Bitcoin (BTC) has started the year risk-off as seen in the crypto margin indicator for open interest futures (OI) displayed below.

The decline in BTC futures OI percentage seen from July 2021 to 2022 indicates a return to the risk-on narrative throughout 2022. But we are starting at about the lowest point in two years, and the risks are quickly removed as 2023 begins.
Through 2021, over 60% of futures contracts used BTC as an underlying asset. This helps with the risk-on narrative as BTC is more volatile compared to stablecoins.
Meanwhile, in 2022, crypto-backed margins remained relatively flat in the 35% to 40% range. However, the downward adjustment of 15% heading into 2023 indicates a rapid de-risking heading into the first quarter.

Crypto-backed margins have likewise fallen four times in the past.

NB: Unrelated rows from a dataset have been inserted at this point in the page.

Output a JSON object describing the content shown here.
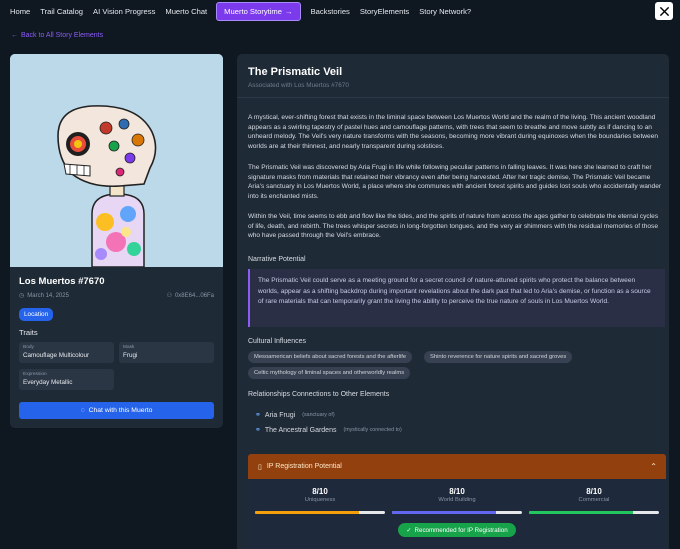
{
  "nav": {
    "items": [
      "Home",
      "Trail Catalog",
      "AI Vision Progress",
      "Muerto Chat"
    ],
    "active": "Muerto Storytime",
    "items_right": [
      "Backstories",
      "StoryElements",
      "Story Network?"
    ]
  },
  "back_label": "Back to All Story Elements",
  "card": {
    "title": "Los Muertos #7670",
    "date": "March 14, 2025",
    "address": "0x8E64...06Fa",
    "badge": "Location",
    "traits_heading": "Traits",
    "traits": [
      {
        "key": "Body",
        "value": "Camouflage Multicolour"
      },
      {
        "key": "Mask",
        "value": "Frugi"
      },
      {
        "key": "Expression",
        "value": "Everyday Metallic"
      }
    ],
    "chat_label": "Chat with this Muerto"
  },
  "main": {
    "title": "The Prismatic Veil",
    "subtitle": "Associated with Los Muertos #7670",
    "paragraphs": [
      "A mystical, ever-shifting forest that exists in the liminal space between Los Muertos World and the realm of the living. This ancient woodland appears as a swirling tapestry of pastel hues and camouflage patterns, with trees that seem to breathe and move subtly as if dancing to an unheard melody. The Veil's very nature transforms with the seasons, becoming more vibrant during equinoxes when the boundaries between worlds are at their thinnest, and nearly transparent during solstices.",
      "The Prismatic Veil was discovered by Aria Frugi in life while following peculiar patterns in falling leaves. It was here she learned to craft her signature masks from materials that retained their vibrancy even after being harvested. After her tragic demise, The Prismatic Veil became Aria's sanctuary in Los Muertos World, a place where she communes with ancient forest spirits and guides lost souls who accidentally wander into its enchanted mists.",
      "Within the Veil, time seems to ebb and flow like the tides, and the spirits of nature from across the ages gather to celebrate the eternal cycles of life, death, and rebirth. The trees whisper secrets in long-forgotten tongues, and the very air shimmers with the residual memories of those who have passed through the Veil's embrace."
    ],
    "narrative_heading": "Narrative Potential",
    "narrative": "The Prismatic Veil could serve as a meeting ground for a secret council of nature-attuned spirits who protect the balance between worlds, appear as a shifting backdrop during important revelations about the dark past that led to Aria's demise, or function as a source of rare materials that can temporarily grant the living the ability to perceive the true nature of souls in Los Muertos World.",
    "cultural_heading": "Cultural Influences",
    "cultural": [
      "Mesoamerican beliefs about sacred forests and the afterlife",
      "Shinto reverence for nature spirits and sacred groves",
      "Celtic mythology of liminal spaces and otherworldly realms"
    ],
    "relationships_heading": "Relationships Connections to Other Elements",
    "relationships": [
      {
        "name": "Aria Frugi",
        "type": "(sanctuary of)"
      },
      {
        "name": "The Ancestral Gardens",
        "type": "(mystically connected to)"
      }
    ],
    "ip": {
      "heading": "IP Registration Potential",
      "metrics": [
        {
          "value": "8/10",
          "label": "Uniqueness",
          "level": 0.8,
          "color": "#f59e0b"
        },
        {
          "value": "8/10",
          "label": "World Building",
          "level": 0.8,
          "color": "#6366f1"
        },
        {
          "value": "8/10",
          "label": "Commercial",
          "level": 0.8,
          "color": "#22c55e"
        }
      ],
      "recommendation": "Recommended for IP Registration"
    }
  }
}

- May 2021, following China’s ban on cryptocurrencies
- Between November and December 2021, just after the all-time high (ATH)
- April 2022 Before and after the collapse of Luna
- October 2022 has a lead to FTX collapse and enters a rocky fourth quarter from a macro perspective.
About 150,000 BTC remain in futures OI, the lowest level since April 2022, and the risk-off trend continues to decline.
To further reveal the clear switch from BTC to risk-off and cash, the ‘Cash-Margined’ indicator shows a steady rise since April 2021 to the current level of 327,000 BTC. This is backed by cash as the underlying asset.
Disclaimer: The levels shown represent only exchanges covered by Glassnode data.